Publié le 15 novembre 2025 à 19:26

Crédit Photo : Le Petit Lillois / Nicolas Opigez
Lanterne rouge devenue l’équipe à la meilleure dynamique en Ligue 1, le FC Metz est métamorphosé depuis la débâcle subie sur la pelouse du LOSC. C’était « un match charnière » pour Bernard Serin, président messin.

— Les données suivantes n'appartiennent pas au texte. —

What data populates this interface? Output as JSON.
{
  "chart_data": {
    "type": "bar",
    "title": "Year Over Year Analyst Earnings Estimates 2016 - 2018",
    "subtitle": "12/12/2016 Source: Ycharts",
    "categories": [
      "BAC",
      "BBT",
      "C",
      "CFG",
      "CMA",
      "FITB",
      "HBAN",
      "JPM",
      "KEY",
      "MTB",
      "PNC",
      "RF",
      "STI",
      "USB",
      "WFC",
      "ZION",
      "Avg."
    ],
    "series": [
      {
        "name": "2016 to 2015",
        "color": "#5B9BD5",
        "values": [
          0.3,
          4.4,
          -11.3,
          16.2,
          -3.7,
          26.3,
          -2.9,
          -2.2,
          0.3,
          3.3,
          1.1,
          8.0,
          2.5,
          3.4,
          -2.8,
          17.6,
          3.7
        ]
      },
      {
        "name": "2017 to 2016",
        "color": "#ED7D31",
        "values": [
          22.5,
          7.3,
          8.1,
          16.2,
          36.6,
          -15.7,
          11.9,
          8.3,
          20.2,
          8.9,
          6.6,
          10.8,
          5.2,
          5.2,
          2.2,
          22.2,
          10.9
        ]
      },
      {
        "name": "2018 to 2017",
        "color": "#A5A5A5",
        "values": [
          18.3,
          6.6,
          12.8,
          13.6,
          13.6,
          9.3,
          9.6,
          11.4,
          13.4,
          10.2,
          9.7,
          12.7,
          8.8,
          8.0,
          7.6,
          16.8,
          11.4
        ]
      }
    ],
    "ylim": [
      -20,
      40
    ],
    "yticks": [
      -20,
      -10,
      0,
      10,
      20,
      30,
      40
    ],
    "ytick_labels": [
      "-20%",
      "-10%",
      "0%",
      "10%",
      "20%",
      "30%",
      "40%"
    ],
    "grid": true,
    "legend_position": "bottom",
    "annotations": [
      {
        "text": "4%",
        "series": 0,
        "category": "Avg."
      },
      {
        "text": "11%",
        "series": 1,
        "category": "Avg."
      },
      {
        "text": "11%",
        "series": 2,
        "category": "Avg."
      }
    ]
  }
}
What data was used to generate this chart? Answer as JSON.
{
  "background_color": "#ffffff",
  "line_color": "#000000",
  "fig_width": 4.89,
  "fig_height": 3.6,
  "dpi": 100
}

Pas une victoire en neuf matchs, seuls deux petits nuls, et une déroute à Lille (6-1), le FC Metz était plus bas que terre à l’issue des neuf premières journées de Ligue 1. « Un sentiment de honte » avait d’ailleurs été partagé par les Messins dans les entrailles de la Decathlon Arena – Stade Pierre Mauroy au coup de sifflet final. Ces mots paraissent désormais bien loin, tant la dynamique actuelle est différente. Le FC Metz reste, après cette déroute, sur trois victoires consécutives (RC Lens, FC Nantes, OGC Nice). Personne, même pas le Paris Saint-Germain, n’a enchaîné d’aussi bons résultats avant la trêve internationale. Mais que s’est-il passé en Lorraine ?
Un déclic à Lille
Invité spécial de l’émission After FC, le président du FC Metz Bernard Serin s’est confié à ce sujet. Le point de départ du rebond, c’est à Lille : « Le LOSC (6-1) a été un deuxième coup de semonce, après Toulouse (4-0), et j’ai dû intervenir auprès de l’entraîneur, des joueurs et du vestiaire pour secouer un petit peu ce groupe. Ils se sont vus entre eux et je trouve que ça a apporté quelque chose », expliquait le dirigeant messin.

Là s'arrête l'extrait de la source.